Уже в 1914 году Маяковский вплотную подошел к основным темам современности: поэзия и действительность, человек и общество, война и мир. Первый его поэтический отклик на военные события — стихотворение «Война объявлена» — пронизан мрачными ассоциациями, содержит конкретное, драматичное раскрытие чувств поэта в вечер объявления войны. Стихотворение ничем не напоминает ни «рубиновые» поэмы футуристов, ни первые военные стихи символистов и акмеистов. В поэме «Война и мир» (вторая половина заглавия в дореволюционной орфографии писалась через «i» — «Mip», то есть вселенная) необыкновенная широта поэтических ассоциаций, гиперболизм поэтического стиля Маяковского соединяются с осознанием им невиданного размаха социальных противоречий жизни. Место действия поэмы — огромная арена, весь мир, а действующие лица — не только народы и страны, но и вся вселенная. Любовь к человеку, к «живому», противопоставлена в поэме «убийце-победе». Свой голос поэт осмысливает как «единственный человечий» среди воя и визга войны. Громадная человеческая боль за людей труда, искалеченных бессмысленной бойней, вызывает у поэта вопрос: кто виноват?


Врачи
одного
вынули из гроба,
чтоб понять людей небывалую убыль:
в прогрызанной душе
золотолапым микробом
вился рубль.

Такова, по Маяковскому, причина первой империалистической войны.

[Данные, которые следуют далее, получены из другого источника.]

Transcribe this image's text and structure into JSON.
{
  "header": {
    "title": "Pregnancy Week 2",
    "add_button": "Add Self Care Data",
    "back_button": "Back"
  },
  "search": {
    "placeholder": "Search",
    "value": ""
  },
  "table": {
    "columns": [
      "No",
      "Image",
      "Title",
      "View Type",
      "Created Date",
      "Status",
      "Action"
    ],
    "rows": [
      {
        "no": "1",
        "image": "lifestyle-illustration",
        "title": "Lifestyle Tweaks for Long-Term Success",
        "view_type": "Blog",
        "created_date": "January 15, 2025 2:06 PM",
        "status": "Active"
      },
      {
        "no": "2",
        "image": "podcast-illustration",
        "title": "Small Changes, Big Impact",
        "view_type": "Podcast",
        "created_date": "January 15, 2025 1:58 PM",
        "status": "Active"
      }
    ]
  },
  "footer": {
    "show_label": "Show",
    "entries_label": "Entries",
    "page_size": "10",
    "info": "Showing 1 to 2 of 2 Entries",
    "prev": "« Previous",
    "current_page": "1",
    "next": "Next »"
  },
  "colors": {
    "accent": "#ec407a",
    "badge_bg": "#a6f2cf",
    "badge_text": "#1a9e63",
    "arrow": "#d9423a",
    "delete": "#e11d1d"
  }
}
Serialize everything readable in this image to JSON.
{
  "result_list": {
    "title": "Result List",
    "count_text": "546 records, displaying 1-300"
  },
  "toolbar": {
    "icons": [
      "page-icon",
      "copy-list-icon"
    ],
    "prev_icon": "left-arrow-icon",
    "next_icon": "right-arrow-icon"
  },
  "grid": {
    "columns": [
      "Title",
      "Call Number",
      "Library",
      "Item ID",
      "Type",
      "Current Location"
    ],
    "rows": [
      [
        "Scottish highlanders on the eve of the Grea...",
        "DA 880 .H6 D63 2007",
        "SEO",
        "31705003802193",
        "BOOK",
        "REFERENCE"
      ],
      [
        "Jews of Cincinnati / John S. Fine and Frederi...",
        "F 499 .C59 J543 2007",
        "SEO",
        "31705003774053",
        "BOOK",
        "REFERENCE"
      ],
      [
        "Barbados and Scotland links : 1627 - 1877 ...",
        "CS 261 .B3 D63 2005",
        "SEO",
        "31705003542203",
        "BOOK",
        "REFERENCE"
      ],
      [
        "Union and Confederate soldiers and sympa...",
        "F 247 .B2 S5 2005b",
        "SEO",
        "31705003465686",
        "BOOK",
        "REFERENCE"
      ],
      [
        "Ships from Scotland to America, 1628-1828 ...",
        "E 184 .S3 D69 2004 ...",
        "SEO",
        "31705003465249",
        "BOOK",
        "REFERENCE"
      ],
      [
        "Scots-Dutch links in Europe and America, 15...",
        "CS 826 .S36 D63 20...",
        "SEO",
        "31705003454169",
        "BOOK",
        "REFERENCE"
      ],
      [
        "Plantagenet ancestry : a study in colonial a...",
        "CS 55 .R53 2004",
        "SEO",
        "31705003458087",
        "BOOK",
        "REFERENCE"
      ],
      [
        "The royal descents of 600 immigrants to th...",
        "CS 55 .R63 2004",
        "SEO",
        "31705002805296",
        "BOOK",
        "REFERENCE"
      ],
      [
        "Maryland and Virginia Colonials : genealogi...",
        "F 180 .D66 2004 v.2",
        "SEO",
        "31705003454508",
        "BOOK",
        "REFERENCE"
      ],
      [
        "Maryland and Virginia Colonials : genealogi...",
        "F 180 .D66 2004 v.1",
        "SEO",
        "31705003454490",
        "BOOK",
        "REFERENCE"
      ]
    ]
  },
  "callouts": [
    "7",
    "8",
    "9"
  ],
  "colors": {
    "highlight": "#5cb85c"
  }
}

Маяковский был одним из первых, кто поднял голос протеста против войны. «Писатели, поэты, попы, вся печать шли на дело прославления войны и только», — отмечал В. И. Ленин (Полн. собр. соч., т. 41, стр. 225). Создание антивоенной, антибуржуазной поэмы в условиях шовинистического угара было гражданским подвигом поэта, продиктованным горячей любовью к трудовой России, к человеку.

«Война, — вспоминал Маяковский в 1923 году, — велела видеть завтрашнюю революцию…» Маяковский твердо убежден в том, что завтра


…Он,
свободный,
ору о ком я,
человек —
придет он,
верьте мне,
верьте!

В своей поэме Маяковский утверждал факт бессмысленности кровавой бойни («Никто не просил, чтоб была победа родине начертана. Безрукому огрызку кровавого обеда на черта она?»).

В годы войны крепнут контакты личного и творческого сближения Маяковского с А. М. Горьким. По свидетельству современников, Маяковский читал поэму «Война и мир» в редакции горьковской «Летописи». Когда звучали слова: «Безрукому огрызку кровавого обеда на черта она?», сотрудники «Летописи» не выдерживали и плакали, плакал и Горький.

Отношение же к новой поэме Маяковского со стороны ортодоксальных теоретиков футуризма было резко отрицательным. Они обвиняли его в измене принципам формалистического искусства, свой гнев они обрушивали на Маяковского за то, что в поэме четко проступает социальная позиция автора, идейная направленность произведения, конкретность образов поэмы, связь с жизнью.